Galapagos Species Database
The Galapagos Species Database shares the information about the species from our Natural History Collections.
Leptogium cyanescens
liquen de piel gelatinosa, Jellyskin lichen, vinyl lichen
Thallus slate gray to grayish black when dry, olive when wet, foliose, adnate, papery thin; outline ± orbicular; lobes distinct, elongate, ± broadened and flattened, regularly spreading (fan-shaped); surface smooth to barely striate, dull, but not distinctly wrinkled; isidia numerous, quite variable in shape and size, either cylindrical and typically becoming branched, or becoming flattened, scale-like or lobules (phyllidiate), abundant across the thallus surface, but occasionally also along the thallus margin; apothecia rare, sessile to shortly stalked, laminal, expanded; disk pale to deep reddish brown, initially concave, flattened or indistinctly convex with age; margin lecanorine, typically pale, cream colored, rarely concolorous with the thallus, entire or isidiate, with a broad paraplectenchymatous outer thalline exciple and an inner, indistinct, thin, prosoplectenchymatous proper exciple; ascospores ellipsoid to fusiform, typically transversely 3-septate, rarely becoming submuriform with the formation of an additional longitudinal septum, 19-24 x 6-12 µm.

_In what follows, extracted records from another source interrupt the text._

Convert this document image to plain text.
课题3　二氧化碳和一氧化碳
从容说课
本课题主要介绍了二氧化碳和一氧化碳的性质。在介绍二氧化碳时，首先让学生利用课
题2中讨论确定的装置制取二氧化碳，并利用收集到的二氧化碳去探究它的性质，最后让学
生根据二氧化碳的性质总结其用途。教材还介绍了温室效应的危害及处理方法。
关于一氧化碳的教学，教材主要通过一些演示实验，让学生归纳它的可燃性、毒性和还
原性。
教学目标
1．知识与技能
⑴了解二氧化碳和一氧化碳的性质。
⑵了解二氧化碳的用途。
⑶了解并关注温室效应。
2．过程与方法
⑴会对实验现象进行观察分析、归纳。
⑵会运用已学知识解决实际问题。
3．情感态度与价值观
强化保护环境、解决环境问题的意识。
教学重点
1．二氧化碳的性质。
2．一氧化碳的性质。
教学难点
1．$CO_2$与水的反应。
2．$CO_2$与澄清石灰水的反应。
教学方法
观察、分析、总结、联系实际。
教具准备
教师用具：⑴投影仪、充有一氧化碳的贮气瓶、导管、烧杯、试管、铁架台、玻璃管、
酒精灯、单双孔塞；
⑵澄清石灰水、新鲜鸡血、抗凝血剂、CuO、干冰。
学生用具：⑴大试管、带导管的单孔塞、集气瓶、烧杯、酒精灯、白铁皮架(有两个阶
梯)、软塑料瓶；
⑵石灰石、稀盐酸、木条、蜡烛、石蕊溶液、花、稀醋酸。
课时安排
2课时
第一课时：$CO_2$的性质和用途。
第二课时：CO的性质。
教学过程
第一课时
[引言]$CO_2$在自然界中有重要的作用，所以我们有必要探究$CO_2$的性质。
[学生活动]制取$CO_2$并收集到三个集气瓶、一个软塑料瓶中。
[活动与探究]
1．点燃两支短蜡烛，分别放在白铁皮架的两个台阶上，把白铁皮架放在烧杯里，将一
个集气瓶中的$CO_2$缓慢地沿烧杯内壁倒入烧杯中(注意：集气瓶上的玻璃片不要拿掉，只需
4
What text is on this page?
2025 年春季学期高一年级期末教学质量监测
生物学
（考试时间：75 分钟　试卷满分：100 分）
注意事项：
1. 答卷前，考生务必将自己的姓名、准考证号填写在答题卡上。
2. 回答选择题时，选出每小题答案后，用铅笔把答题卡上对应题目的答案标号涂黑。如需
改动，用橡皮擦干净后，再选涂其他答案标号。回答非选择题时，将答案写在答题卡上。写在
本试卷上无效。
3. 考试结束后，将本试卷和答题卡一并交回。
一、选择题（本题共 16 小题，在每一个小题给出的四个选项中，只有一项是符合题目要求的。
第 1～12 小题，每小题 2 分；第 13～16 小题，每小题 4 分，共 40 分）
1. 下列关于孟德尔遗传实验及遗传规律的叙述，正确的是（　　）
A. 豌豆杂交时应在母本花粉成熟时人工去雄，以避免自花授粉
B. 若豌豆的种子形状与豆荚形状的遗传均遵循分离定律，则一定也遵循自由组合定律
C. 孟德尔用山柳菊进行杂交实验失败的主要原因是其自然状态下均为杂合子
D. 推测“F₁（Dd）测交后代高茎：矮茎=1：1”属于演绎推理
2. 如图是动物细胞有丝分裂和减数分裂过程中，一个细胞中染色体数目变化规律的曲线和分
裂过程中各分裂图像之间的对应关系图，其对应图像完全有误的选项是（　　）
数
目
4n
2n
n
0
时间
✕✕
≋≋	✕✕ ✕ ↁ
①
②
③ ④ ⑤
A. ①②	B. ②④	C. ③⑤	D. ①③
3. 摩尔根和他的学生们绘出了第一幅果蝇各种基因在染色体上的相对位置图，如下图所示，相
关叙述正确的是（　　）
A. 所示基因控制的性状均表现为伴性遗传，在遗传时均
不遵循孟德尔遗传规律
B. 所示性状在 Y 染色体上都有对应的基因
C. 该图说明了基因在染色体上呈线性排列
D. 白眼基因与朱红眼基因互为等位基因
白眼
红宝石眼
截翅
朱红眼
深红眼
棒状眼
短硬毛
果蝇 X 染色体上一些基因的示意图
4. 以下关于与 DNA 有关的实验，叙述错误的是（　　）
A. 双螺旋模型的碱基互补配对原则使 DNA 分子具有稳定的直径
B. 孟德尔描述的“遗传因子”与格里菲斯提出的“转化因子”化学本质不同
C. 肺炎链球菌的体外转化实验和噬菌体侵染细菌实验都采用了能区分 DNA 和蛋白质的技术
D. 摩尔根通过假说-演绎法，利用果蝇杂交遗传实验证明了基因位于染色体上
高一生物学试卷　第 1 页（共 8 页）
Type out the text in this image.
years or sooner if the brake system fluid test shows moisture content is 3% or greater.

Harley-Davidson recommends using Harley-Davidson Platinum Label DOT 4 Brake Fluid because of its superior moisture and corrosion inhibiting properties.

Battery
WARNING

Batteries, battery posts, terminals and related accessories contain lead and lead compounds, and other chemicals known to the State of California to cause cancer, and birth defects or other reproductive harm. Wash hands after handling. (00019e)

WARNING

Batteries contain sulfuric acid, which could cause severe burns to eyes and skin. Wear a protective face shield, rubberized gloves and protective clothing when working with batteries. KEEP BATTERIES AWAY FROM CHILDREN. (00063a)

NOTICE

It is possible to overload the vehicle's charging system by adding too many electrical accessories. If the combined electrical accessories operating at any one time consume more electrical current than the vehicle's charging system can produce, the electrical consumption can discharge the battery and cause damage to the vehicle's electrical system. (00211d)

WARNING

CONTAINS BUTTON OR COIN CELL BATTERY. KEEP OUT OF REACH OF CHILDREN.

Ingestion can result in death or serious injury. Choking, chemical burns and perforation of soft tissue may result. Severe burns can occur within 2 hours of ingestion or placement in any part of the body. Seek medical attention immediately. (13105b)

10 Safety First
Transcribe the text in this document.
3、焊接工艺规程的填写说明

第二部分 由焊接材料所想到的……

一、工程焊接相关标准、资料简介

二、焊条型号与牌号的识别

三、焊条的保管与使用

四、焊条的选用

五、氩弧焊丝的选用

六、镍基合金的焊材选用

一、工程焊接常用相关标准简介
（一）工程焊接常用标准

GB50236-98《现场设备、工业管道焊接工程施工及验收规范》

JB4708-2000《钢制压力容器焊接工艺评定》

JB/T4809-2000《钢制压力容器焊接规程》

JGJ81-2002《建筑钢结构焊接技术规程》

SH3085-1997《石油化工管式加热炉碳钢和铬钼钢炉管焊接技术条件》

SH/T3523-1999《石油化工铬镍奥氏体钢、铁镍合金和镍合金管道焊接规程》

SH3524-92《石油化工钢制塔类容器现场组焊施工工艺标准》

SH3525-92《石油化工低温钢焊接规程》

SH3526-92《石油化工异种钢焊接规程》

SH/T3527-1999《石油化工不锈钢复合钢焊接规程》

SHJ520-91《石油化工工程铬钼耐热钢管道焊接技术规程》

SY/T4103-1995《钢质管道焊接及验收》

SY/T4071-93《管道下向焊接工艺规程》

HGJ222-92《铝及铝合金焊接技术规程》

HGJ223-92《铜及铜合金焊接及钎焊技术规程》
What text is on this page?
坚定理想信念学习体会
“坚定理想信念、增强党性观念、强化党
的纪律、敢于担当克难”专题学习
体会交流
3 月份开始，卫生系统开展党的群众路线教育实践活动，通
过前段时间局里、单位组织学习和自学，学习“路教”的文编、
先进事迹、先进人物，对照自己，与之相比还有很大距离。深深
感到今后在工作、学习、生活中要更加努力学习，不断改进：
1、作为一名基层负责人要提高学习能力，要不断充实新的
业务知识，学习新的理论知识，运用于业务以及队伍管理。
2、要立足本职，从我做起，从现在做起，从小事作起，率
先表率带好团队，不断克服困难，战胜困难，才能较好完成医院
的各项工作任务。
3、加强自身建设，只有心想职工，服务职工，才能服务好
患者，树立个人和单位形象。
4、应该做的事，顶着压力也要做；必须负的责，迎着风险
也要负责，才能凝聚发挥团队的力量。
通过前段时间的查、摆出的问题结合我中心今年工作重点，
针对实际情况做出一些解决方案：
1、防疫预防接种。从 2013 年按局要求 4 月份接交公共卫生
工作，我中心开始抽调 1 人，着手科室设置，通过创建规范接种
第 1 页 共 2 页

Easily recognized as a broad lobed species with abundant isidia, rarely also with apothecia. Similar in size and overall appearance to the nonisidiate L. azureum. Swinscow & Krog (1988) suggested that the two taxa form a classical species pair.
Domain
Eukaryota
Kingdom
Fungi
Phylum
Ascomycota
Class
Lecanoromycetes
Order
Peltigerales
Family
Collemataceae
Genus
Leptogium
Species
cyanescens
Taxon category: Accepted
Origin: Native
Map of specimen collection localities or observation records for this species in our collections database.
Distribution: A very common epiphyte, occasionally epiphyllous (fern fronds, large leaves), less common on plant debris, rarely on soil (humus), occasionally also on rock; throughout the humid vegetation zones of islands with higher elevations, most typical in the Scalesia-forests, but also in Zanthoxylon-and Mic
- Weber, W.A. (1986) The Lichen Flora of the Galápagos Islands, Ecuador. Mycotaxon 27: 451-497.
- Elix, J.A. McCarthy, P.M. (1998) Catalogue of the Lichens of the Smaller Pacific Islands. Bibliotheca Lichenologica 70, J. Cramer, Berlin, Stuttgart, 361pp.
- Weber, W.A. (1981) Lichenes Exsiccati, distributed by the University of Colorado Museum, Boulder, Fasc. 1-15, nos. 1-600, 1961-1979. Mycotaxon 13(1): 85-104.
- Bungartz, F. (2008) Cyanolichens of the Galapagos Islands - The genera Collema and Leptogium. Sauteria 15: 139-158.
- Miquel, S.E. Bungartz, F. (2017) Snails found among herbarium specimens of Galapagos lichens and bryophytes, with the description of Scolodonta rinae (Gastropoda, Scolodontidae), a new species of carnivorous micro-mollusk Archiv für Molluskenkunde (in press).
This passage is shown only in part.